EUR/USD Price Forecast – euro rallies after strong jobs numberThe EUR/USD pair rallied significantly after the strong jobs number out of the United States, as the Americans added 219,000 jobs for the month of June. As I record this, the market is attempting to cross the 1.1750 level, an area that has been important in the past on short term charts.
The Euro rallied significantly during the trading session on Friday, after the job report came out the United States suggesting that it was more of a “risk on” type of environment. However, we have a lot of noise out there involving trade talks and tariffs, so I suspect that any rally that this market gets based upon a jobs number will very quickly have to turn around and start thinking about these problems.
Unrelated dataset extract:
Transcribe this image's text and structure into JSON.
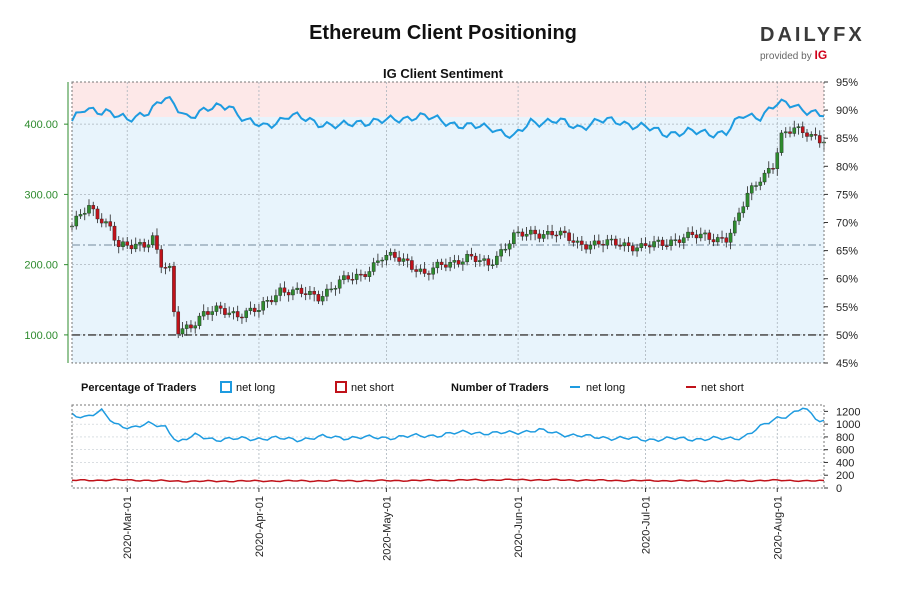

If that’s the case, I anticipate that the rally will be somewhat short-lived.
The 1.1850 level above is going to be crucial, as it is the top of the overall consolidation area that we seem to be trying to form. If we can break above there, then obviously the market can go much higher. There is an argument to be made for a little bit of a “double bottom” at the bottom of the chart near the 1.15 handle, but that being said it’s likely that the market participants will continue to be somewhat skittish overall, as there are plenty of things out there to worry about in this type of trading environment.
The Chinese have yet to retaliate, but once they do it will more than likely be more of the same tit-for-tat type of attitude, and if that’s the case, I suspect that the markets will probably pullback in a bit of a preservation move ahead of the weekend. There are far too many moving pieces to be comfortable with the longer-term move at this point.